SharePoint 2013 Search introduces a new search architecture that includes significant changes and new additions compared to previous versions. Since Microsoft consolidated FAST and SharePoint Search, the new search architecture has inherited components from both products while maintaining high scalability and performance.
The crawl component is responsible for crawling content sources. It is the first stop for data that is about to be indexed by the search engine. The crawl component invokes connectors (both out-of-the-box and custom ones) that interact with the content source in order to crawl it.
While indexing, the crawl component uses one (or more) crawl database to temporarily store detailed tracking and historical information about the crawled item, such as the last time the item was crawled and the type of update during the last crawl.
Once an item is crawled, meaning both its data and its associated metadata is crawled, the crawl component delivers it to the content-processing component.
The rectangular blocks in the diagram represent stages that we cannot interact with. We won't be discussing them as they are quite self-explanatory. The curved rectangular blocks, however, represent stages that we can interact with during the processing flow.
The Web service callout stage is similar to the pipeline extensibility stage of FAST for SharePoint 2010, and allows you to add a callout from the content-processing component to a web service of your own so you can manipulate the crawled content before it gets indexed by the index component.
Unlike FAST's pipeline-extensibility stage, where code had to be executed in a sandbox, the web service callout accepts a web service endpoint, which is much easier and reduces the overhead involved in writing a console application to accompany the content-flow process.
Calling a web service during the processing stage can be useful for two scenarios.
Creating new refiners by extracting data from unstructured text using our own logic
Calculating new refiners based on the data of managed properties
You can find a great example on using the web service callout in Kathrine Hammervold's post, Customize the SharePoint 2013 search experience with a Content Enrichment web service, located at http://blogs.msdn.com/b/sharepointdev/archive/2012/11/13/customize-the-sharepoint-2013-search-experience-with-a-content-enrichment-web-service.aspx.

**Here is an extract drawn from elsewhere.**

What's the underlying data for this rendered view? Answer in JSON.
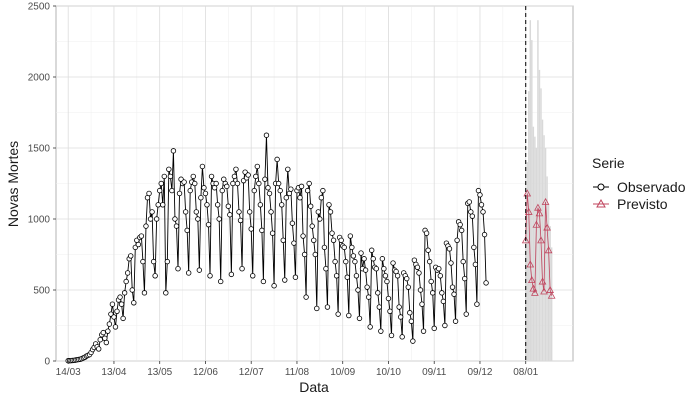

The next point of interaction is the word-breaking stage, which allows you to write your own custom word-breaking logic for the content processor. Please refer to the MSDN documentation on custom word breakers, located at http://msdn.microsoft.com/en-us/library/jj163981.aspx.
The web frontend is where the search process actually begins. A user can interact with the search service by either writing a search query in the search center (or a search box) or developing against the new public APIs: REST/OData services and the CSOM. Both the search center and public APIs are hosted on the frontend.
Once the user creates a query, the query is sent to the query-processing component for analysis. The query-processing component analyzes the query and forwards it to the index component. The index component returns the matching results to the query-processing component for another analysis and from there the results are forwarded to the web frontend to be displayed.
When the query-processing component receives a search query from the frontend, it analyzes it in an attempt to optimize its precision and relevance. A site administrator can interact with a query using different techniques such as query rules or result source. We will discuss these techniques in detail in the next chapter, but for now it is important to understand that these manipulations are handled within the query-processing components. As part of its query handling, the query-processing component performs linguistic processes on the query, such as word-breaking and stemming.
Once the query is optimized, it is sent to the index component, which will process the optimized query and return a result set back to the query-processing component and from there to the search frontend.
The index component has the following two roles:
How the index component saves and manages this index file is out of the scope of this book, but you can read more about this in the TechNet article Manage the index component in SharePoint Server 2013, located at http://technet.microsoft.com/en-us/library/jj862355.aspx.
The analytics architecture consists of three main parts, as follows:
The analytics-reporting database, which stores statistical information such as usage data.
The link database, which stores information about searches and crawled documents. In addition, the link database is shared with the Content Processing Component, which in turn stores links and anchors in it. The information, the content-processing component stores is later used by the analytics-processing component.
The analytics-processing component runs two types of analytics: search analytics and usage analytics. The search analytics analyzes content from the content-processing component for information such as links, information related to people, and recommendations. The usage analytics analyzes user actions on an item, such as the number of views it had or how many users clicked on it.
An important output of usage analytics are the recommendations. The recommendations analysis creates recommendations on items based on how users have interacted with this specific item in the past. The analysis calculates an item-to-item relationship graph and updates it continuously based on search usage.
Keep in mind that the analytics-processing component is a "learning" component, which means it learns by usage. The more usage the search system will have, the better analytics it will provide.